Allez, avouez-le, vous avez souvent rêvé de devenir, vous aussi, un entrepreneur ou une entrepreneuse, être votre propre chef, passer du côté des «winners», goûter aux fruits de la réussite et du pouvoir réunis. Encore faut-il découvrir l’entrepreneur qui sommeille en vous. Eliminons d’entrée de jeu ceux et celles dont le sommeil est tellement lourd que même le baiser du prince charmant ne pourra le réveiller (l’entrepreneur, pas le sommeil). A la cale, les galériens et les galériennes sans esprit d’entreprise, ramez!, d’autres tiendront le gouvernail. Observons maintenant les types d’entrepreneurs susceptibles d’hiberner en votre sein et que le printemps de l’entreprise ramènera à de plus lucratives activités. Il y a trois types de roupilleurs internes ne demandant qu’à éclore dès les premiers jours.
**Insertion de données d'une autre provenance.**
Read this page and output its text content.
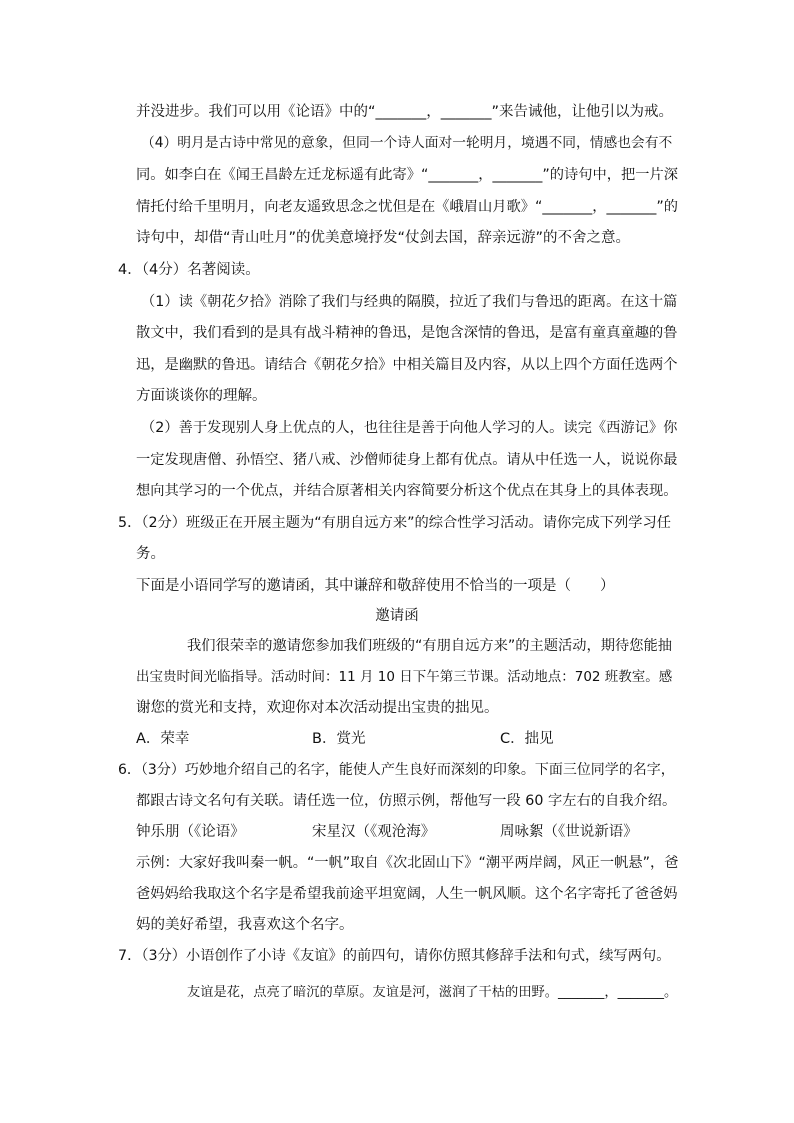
并没进步。我们可以用《论语》中的“_______，_______”来告诫他，让他引以为戒。
（4）明月是古诗中常见的意象，但同一个诗人面对一轮明月，境遇不同，情感也会有不
同。如李白在《闻王昌龄左迁龙标遥有此寄》“_______，_______”的诗句中，把一片深
情托付给千里明月，向老友遥致思念之忧但是在《峨眉山月歌》“_______，_______”的
诗句中，却借“青山吐月”的优美意境抒发“仗剑去国，辞亲远游”的不舍之意。
4．（4分）名著阅读。
（1）读《朝花夕拾》消除了我们与经典的隔膜，拉近了我们与鲁迅的距离。在这十篇
散文中，我们看到的是具有战斗精神的鲁迅，是饱含深情的鲁迅，是富有童真童趣的鲁
迅，是幽默的鲁迅。请结合《朝花夕拾》中相关篇目及内容，从以上四个方面任选两个
方面谈谈你的理解。
（2）善于发现别人身上优点的人，也往往是善于向他人学习的人。读完《西游记》你
一定发现唐僧、孙悟空、猪八戒、沙僧师徒身上都有优点。请从中任选一人，说说你最
想向其学习的一个优点，并结合原著相关内容简要分析这个优点在其身上的具体表现。
5．（2分）班级正在开展主题为“有朋自远方来”的综合性学习活动。请你完成下列学习任
务。
下面是小语同学写的邀请函，其中谦辞和敬辞使用不恰当的一项是（　　）
邀请函
我们很荣幸的邀请您参加我们班级的“有朋自远方来”的主题活动，期待您能抽
出宝贵时间光临指导。活动时间：11 月 10 日下午第三节课。活动地点：702 班教室。感
谢您的赏光和支持，欢迎你对本次活动提出宝贵的拙见。
A．荣幸	B．赏光	C．拙见
6．（3分）巧妙地介绍自己的名字，能使人产生良好而深刻的印象。下面三位同学的名字，
都跟古诗文名句有关联。请任选一位，仿照示例，帮他写一段 60 字左右的自我介绍。
钟乐朋（《论语》	宋星汉（《观沧海》	周咏絮（《世说新语》
示例：大家好我叫秦一帆。“一帆”取自《次北固山下》“潮平两岸阔，风正一帆悬”，爸
爸妈妈给我取这个名字是希望我前途平坦宽阔，人生一帆风顺。这个名字寄托了爸爸妈
妈的美好希望，我喜欢这个名字。
7．（3分）小语创作了小诗《友谊》的前四句，请你仿照其修辞手法和句式，续写两句。
友谊是花，点亮了暗沉的草原。友谊是河，滋润了干枯的田野。_______，_______。
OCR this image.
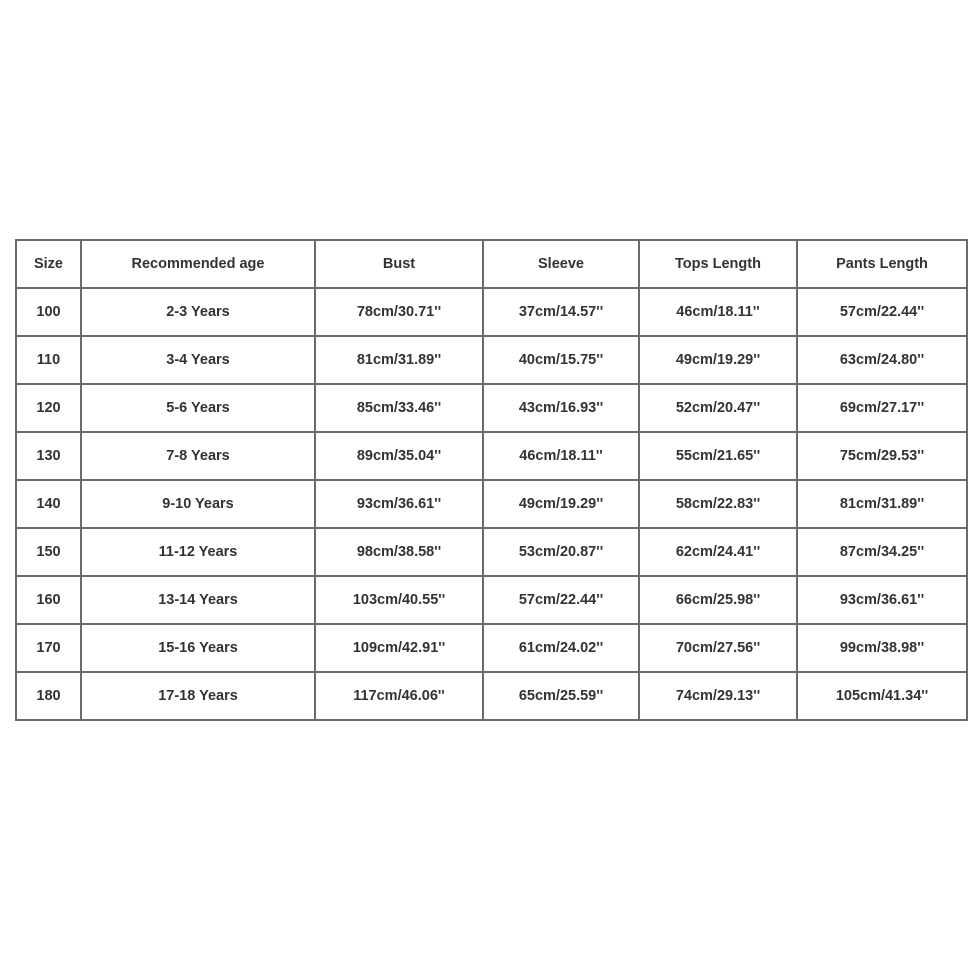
Size	Recommended age	Bust	Sleeve	Tops Length	Pants Length
100	2-3 Years	78cm/30.71''	37cm/14.57''	46cm/18.11''	57cm/22.44''
110	3-4 Years	81cm/31.89''	40cm/15.75''	49cm/19.29''	63cm/24.80''
120	5-6 Years	85cm/33.46''	43cm/16.93''	52cm/20.47''	69cm/27.17''
130	7-8 Years	89cm/35.04''	46cm/18.11''	55cm/21.65''	75cm/29.53''
140	9-10 Years	93cm/36.61''	49cm/19.29''	58cm/22.83''	81cm/31.89''
150	11-12 Years	98cm/38.58''	53cm/20.87''	62cm/24.41''	87cm/34.25''
160	13-14 Years	103cm/40.55''	57cm/22.44''	66cm/25.98''	93cm/36.61''
170	15-16 Years	109cm/42.91''	61cm/24.02''	70cm/27.56''	99cm/38.98''
180	17-18 Years	117cm/46.06''	65cm/25.59''	74cm/29.13''	105cm/41.34''
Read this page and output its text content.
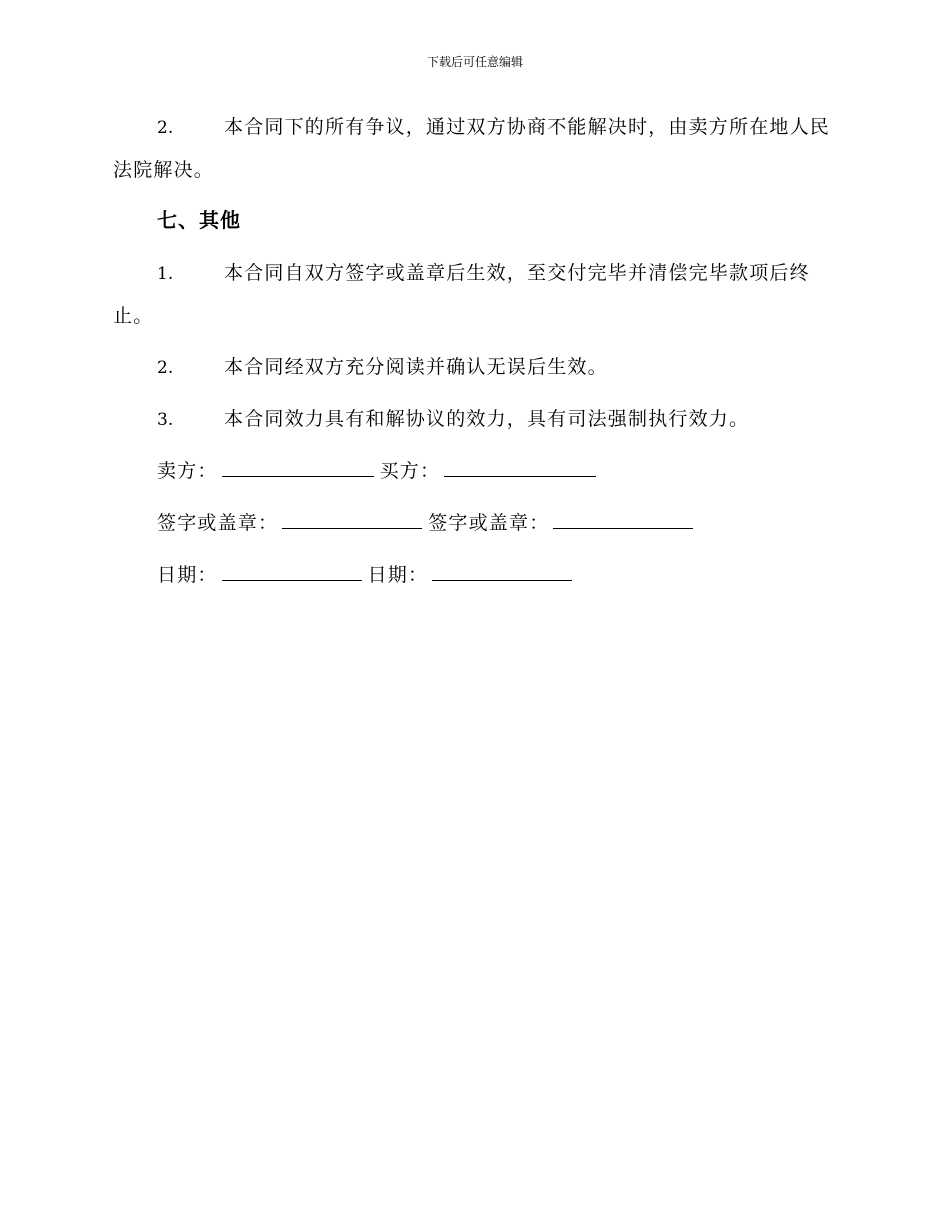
下载后可任意编辑
2.	本合同下的所有争议，通过双方协商不能解决时，由卖方所在地人民法院解决。
七、其他
1.	本合同自双方签字或盖章后生效，至交付完毕并清偿完毕款项后终止。
2.	本合同经双方充分阅读并确认无误后生效。
3.	本合同效力具有和解协议的效力，具有司法强制执行效力。
卖方：	买方：
签字或盖章：	签字或盖章：
日期：	日期：
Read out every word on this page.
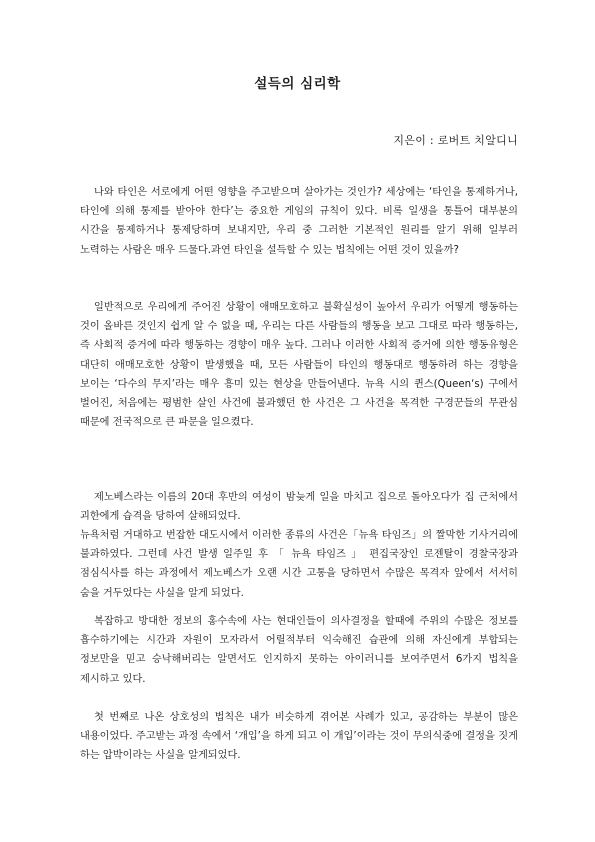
설득의 심리학
지은이 : 로버트 치알디니

나와 타인은 서로에게 어떤 영향을 주고받으며 살아가는 것인가? 세상에는 ‘타인을 통제하거나, 타인에 의해 통제를 받아야 한다’는 중요한 게임의 규칙이 있다. 비록 일생을 통틀어 대부분의 시간을 통제하거나 통제당하며 보내지만, 우리 중 그러한 기본적인 원리를 알기 위해 일부러 노력하는 사람은 매우 드물다.과연 타인을 설득할 수 있는 법칙에는 어떤 것이 있을까?

일반적으로 우리에게 주어진 상황이 애매모호하고 불확실성이 높아서 우리가 어떻게 행동하는 것이 올바른 것인지 쉽게 알 수 없을 때, 우리는 다른 사람들의 행동을 보고 그대로 따라 행동하는, 즉 사회적 증거에 따라 행동하는 경향이 매우 높다. 그러나 이러한 사회적 증거에 의한 행동유형은 대단히 애매모호한 상황이 발생했을 때, 모든 사람들이 타인의 행동대로 행동하려 하는 경향을 보이는 ‘다수의 무지’라는 매우 흥미 있는 현상을 만들어낸다. 뉴욕 시의 퀸스(Queen‘s) 구에서 벌어진, 처음에는 평범한 살인 사건에 불과했던 한 사건은 그 사건을 목격한 구경꾼들의 무관심 때문에 전국적으로 큰 파문을 일으켰다.

제노베스라는 이름의 20대 후반의 여성이 밤늦게 일을 마치고 집으로 돌아오다가 집 근처에서 괴한에게 습격을 당하여 살해되었다.

뉴욕처럼 거대하고 번잡한 대도시에서 이러한 종류의 사건은「뉴욕 타임즈」의 짤막한 기사거리에 불과하였다. 그런데 사건 발생 일주일 후 「 뉴욕 타임즈 」 편집국장인 로젠탈이 경찰국장과 점심식사를 하는 과정에서 제노베스가 오랜 시간 고통을 당하면서 수많은 목격자 앞에서 서서히 숨을 거두었다는 사실을 알게 되었다.

복잡하고 방대한 정보의 홍수속에 사는 현대인들이 의사결정을 할때에 주위의 수많은 정보를 흡수하기에는 시간과 자원이 모자라서 어릴적부터 익숙해진 습관에 의해 자신에게 부합되는 정보만을 믿고 승낙해버리는 알면서도 인지하지 못하는 아이러니를 보여주면서 6가지 법칙을 제시하고 있다.

첫 번째로 나온 상호성의 법칙은 내가 비슷하게 겪어본 사례가 있고, 공감하는 부분이 많은 내용이었다. 주고받는 과정 속에서 ‘개입’을 하게 되고 이 개입’이라는 것이 무의식중에 결정을 짓게 하는 압박이라는 사실을 알게되었다.
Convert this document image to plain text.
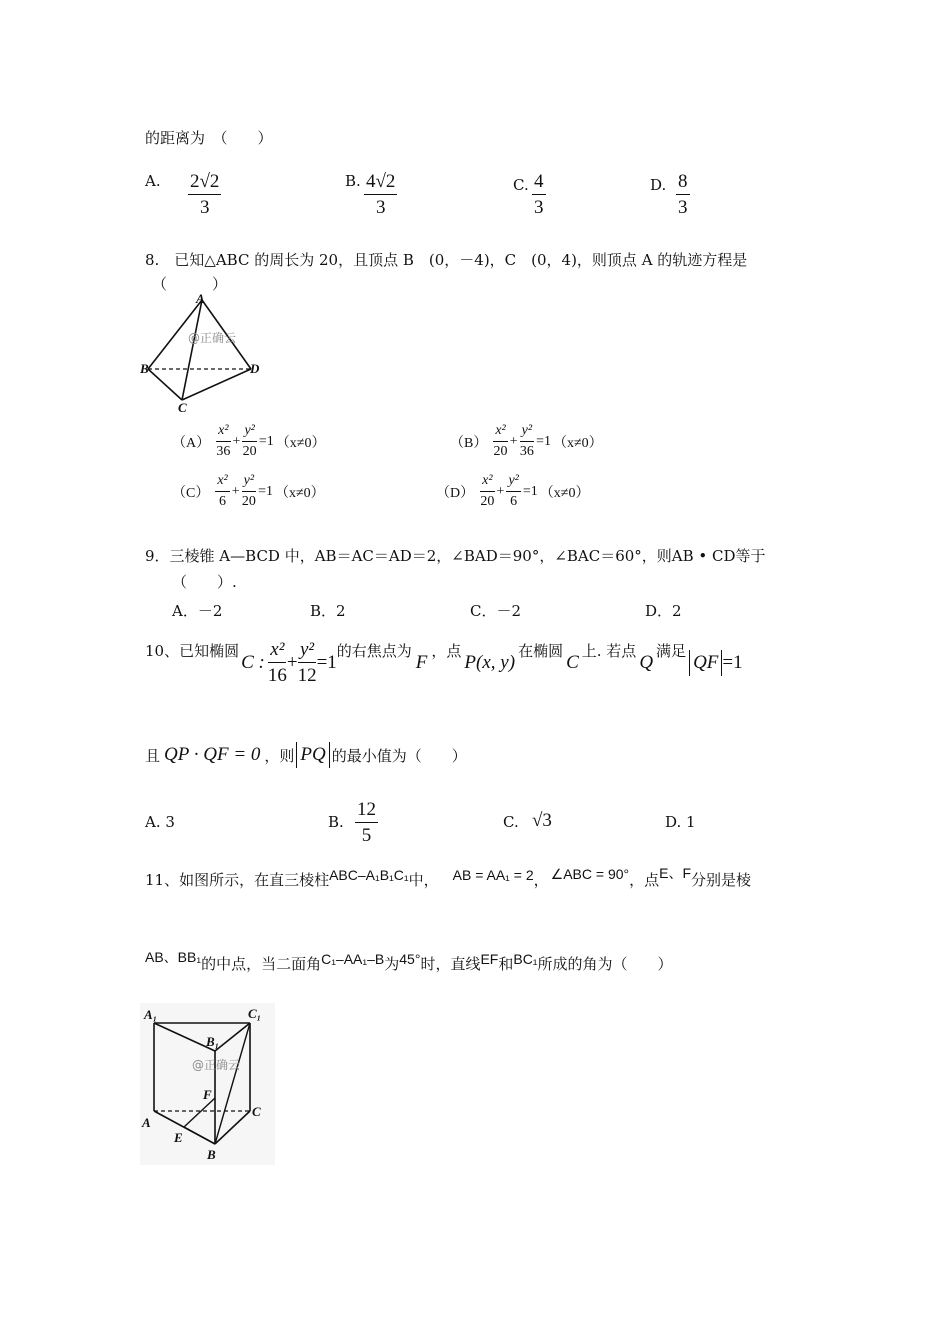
的距离为　（　　）
A. $\frac{2√2}{3}$	B. $\frac{4√2}{3}$	C. $\frac{4}{3}$	D. $\frac{8}{3}$
8.　已知△ABC 的周长为 20，且顶点 B　(0，－4)，C　(0，4)，则顶点 A 的轨迹方程是
（　　　）
A
B
C
D
@正确云
$(A) \frac{\text{x²}}{36} + \frac{\text{y²}}{20} =1$ （x≠0）	$(B) \frac{\text{x²}}{20} + \frac{\text{y²}}{36} =1$ （x≠0）
$(C) \frac{\text{x²}}{6} + \frac{\text{y²}}{20} =1$ （x≠0）	$(D) \frac{\text{x²}}{20} + \frac{\text{y²}}{6} =1$ （x≠0）
9．三棱锥 A—BCD 中，AB＝AC＝AD＝2，∠BAD＝90°，∠BAC＝60°，则AB • CD等于
（　　）.
A．－2	B．2	C．－2	D．2
10、已知椭圆
C : $\frac{\text{x²}}{16} + \frac{\text{y²}}{12} =1$
的右焦点为
F
，点
P(x, y)
在椭圆
C
上. 若点
Q
满足
QF =1
且 QP · QF = 0 ，则 PQ 的最小值为（　　）
A. 3	B. $\frac{12}{5}$	C. √3	D. 1
11、如图所示，在直三棱柱 ABC–A₁B₁C₁ 中， AB = AA₁ = 2 ， ∠ABC = 90° ，点 E、F 分别是棱
AB、BB₁ 的中点，当二面角 C₁–AA₁–B 为 45° 时，直线 EF 和 BC₁ 所成的角为（　　）
A₁	C₁
B₁
F
A
C
E
B
@正确云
Eclore en effet, puisque ces trois types portent des noms de végétaux, mariant ainsi harmonieusement la science du management et la poésie. Il y a d’abord l’entrepreneur pissenlit, puis l’entrepreneur chêne et enfin l’entrepreneur orchidée. Adorable, ma chère, non? Et pour mieux comprendre de quoi il en retourne dans ce flot de lyrisme digne d’une fête des vendanges sous la pluie, nous prendrons exemple sur la Manip (Mission d’action novatrice de l’industrie privée).
Vous vous souvenez sans aucun doute (c’est une formule, hein, je sais bien qu’en réalité, vous ne vous souvenez pas du tout) de la nomination surprise de Nazerl Ribes comme membre de la direction générale de la Manip. Le frétillant et entreprenant directeur, surnommé «La Guêpe» pour son activité bourdonnante, tombe à pic dans la case pissenlit, qu’il pourra donc butiner. A quoi reconnaît-on un entrepreneur dent-de-lion? Au fait que, comme les séducteurs compulsifs, c’est les commencements qui l’intéressent. En langage «jeune cadre dynamique», ça donne: «Vivre l’ascenseur émotionnel de la recherche de financements et des premières étapes de la vie de l’entreprise». Après, l’excitation initiale fait comme l’ascenseur émotionnel et redescend au sous-sol. Reste plus qu’à recommencer pour ressentir une nouvelle fois le grand frisson dudit ascenseur émotionnel. L’entrepreneur pissenlit est donc un serial entrepreneur, une forme de Don Juan des jeunes pousses. Le job et sa course éperdue vous intéressent?
Mais voilà qui va vous rassurer: l’entrepreneur chêne, qui se développe en même temps que son entreprise et qui ne se lance que s’il est sûr de son coup. Un gestionnaire façon «bon père de famille». A la Manip, c’est évidemment Ruedi Saurer qui y correspond le mieux. Une étape cruciale de sa prise de confiance en lui-même se déroula en automne 1988, lorsque ce commandant de bataillon cycliste arrêta à lui tout seul le péril rouge, de l’Armée de la même couleur.
Entre Widnau et Diepoldsau, le long du Rheintaler Binnenkanal, la 9e division blindée de la Garde fut bloquée par les valeureux cyclistes de Ruedi Saurer. La force blindée des Popov était commandée par le sergent Zuberbühler dirigeant un char attrape Mowag GW 3500, faisant office de plastron dans le jargon adjudantesque en vigueur. Cette victoire vit la réalisation de la prophétie de l’entrepreneur chêne: fragile à ses débuts, il gagne peu à peu en confiance et en force de persuasion. Ueli Saurer ne manqua jamais de rappeler ce haut fait à son bataillon lors de chaque prise de drapeau. D’arbuste, il devint chêne. Au loin, on entend une fanfare qui va crescendo, les couleurs sont levées sous le commandement du sergent Zuberbühler, alors que le soleil apparaît derrière le Matterhorn. La nation est désormais en sécurité avec Ruedi Saurer, le chêne qui glande.